Poetry, more than any other art form, is abstract by the very nature of its composition. Other forms of writing, such as literature or philosophy, begin with having something to teach. It was Ayn Rand who said in her guide to writing fiction that one must work out the theme, moral, conflict, and resolution before one can write the story. This is a testament to literature as an attempt to convey a message, to expound on “reality,” but it also serves to highlight a distinction between such forms of writing and poetry itself, for poetry has little to teach because there is little the writer knows. The poet has a swelling of feeling, an experience of great emotional magnitude. Poets then stand in awe of such feeling, exploring the deepest levels of sensation, while probing the depths of a new kind of world that has opened up to them. These are feelings that don’t make sense, that destroy logic, and leave one speechless. Yet one feel’s they must do something; one must act, and through one’s resolve, one reconciles themselves to an activity that becomes the very definition of abstraction.

In carrying this task out, poets treat language in ways that greatly differ from other styles of writing. Language for poets has little to do with using words as markers or symbols for actual things. Obviously, a poet will use words like, ‘sun’ or ‘sky,’ but in mentioning and describing such things words are used, not as representatives, but as doors; words are used by poets to convey, not a world of things, but to dismantle ‘thing-hood.’ Words are used to critique language, not to diminish the power of it, but to show that language is powerful precisely because it is without form. That is, poetry critiques language in order to undermine language, not to demonstrate it as a triviality, but to show that language is powerful precisely because it can be undermined.

Words hold a power that goes over and above their ability to be useful as designators or categorizers. Words carry the emotions that people invest them with. When a poet creates a piece, he or she relies on elements of sound, syllable, and timing in ways that bring out the “hidden” or disguised elements of feeling. Because poetry makes use of elements apart from language as a marker it tears down the wall of impressions built upon bare observation. The consequence is that basic perception gives way to pure imaginings, where the later holds the power, or in fact, asks of the reader to reflect on the world in a way that removes any barrier between it and the person who is reading.

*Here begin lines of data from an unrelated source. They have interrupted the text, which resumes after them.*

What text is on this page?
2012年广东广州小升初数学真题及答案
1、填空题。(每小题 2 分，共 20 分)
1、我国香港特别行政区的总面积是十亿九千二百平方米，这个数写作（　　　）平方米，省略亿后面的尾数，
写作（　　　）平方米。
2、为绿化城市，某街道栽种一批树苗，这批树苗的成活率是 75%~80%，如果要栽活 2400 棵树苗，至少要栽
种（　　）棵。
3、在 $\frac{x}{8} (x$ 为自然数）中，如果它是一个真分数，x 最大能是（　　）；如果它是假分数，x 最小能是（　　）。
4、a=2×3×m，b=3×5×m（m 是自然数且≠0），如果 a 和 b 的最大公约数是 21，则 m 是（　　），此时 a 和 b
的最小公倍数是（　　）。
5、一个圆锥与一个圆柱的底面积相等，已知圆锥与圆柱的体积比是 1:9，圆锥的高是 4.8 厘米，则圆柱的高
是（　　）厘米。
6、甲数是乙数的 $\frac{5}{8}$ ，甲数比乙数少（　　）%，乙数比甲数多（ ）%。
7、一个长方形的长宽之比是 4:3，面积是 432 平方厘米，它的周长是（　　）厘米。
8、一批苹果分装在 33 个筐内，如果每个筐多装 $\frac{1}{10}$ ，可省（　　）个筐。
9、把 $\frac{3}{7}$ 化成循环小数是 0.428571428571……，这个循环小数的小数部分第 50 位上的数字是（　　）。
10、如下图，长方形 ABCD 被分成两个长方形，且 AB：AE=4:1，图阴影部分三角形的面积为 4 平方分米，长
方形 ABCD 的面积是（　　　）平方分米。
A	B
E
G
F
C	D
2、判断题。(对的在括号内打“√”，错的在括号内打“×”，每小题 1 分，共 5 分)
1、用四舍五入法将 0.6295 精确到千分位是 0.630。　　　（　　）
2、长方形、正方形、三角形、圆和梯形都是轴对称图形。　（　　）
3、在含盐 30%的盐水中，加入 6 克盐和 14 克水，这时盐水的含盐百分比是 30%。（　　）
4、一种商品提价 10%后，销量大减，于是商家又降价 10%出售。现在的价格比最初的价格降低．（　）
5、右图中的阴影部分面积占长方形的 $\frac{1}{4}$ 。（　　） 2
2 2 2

In everyday life, language is often used to disguise thought or feeling. It is odd to talk of language as having the capacity to fundamentalize and imprison human thought, while at the same time, holding the power to open one up to a world of experience-possibility. None the less, it is true. It can become all too typical for one to use words such as ‘love’ ‘freedom’ ‘justice’ ‘good’ and ‘evil.’ Words such as these can become so common, not because people understand them, but because they have left them perplexed. Such words, however, only represent shortcuts at times; cheat sheets into a comfortable world where trains of thought come to a halt. They represent the contentment of perpetual procrastination; they represent things one thinks they understand but fails to explain; the failure to expound upon something and how it affects a given person. So one says ‘love,’ ‘freedom,’ ‘equality,’ etc. and feigns comprehension. It is poetry that reacts against such procrastination through its deep application of language. It is never content with leaving words transfixed. Thus the ability of language to express and expand upon the wonders associated with existence is preserved.

It was the feeling of tapping into a new kind of existence that I surrendered to when I first fell in love; that in-turn became the catalyst for writing my first poem. It was feeling that I wanted to understand; that had left me mystified, and it is what continually inspires me to write poetry.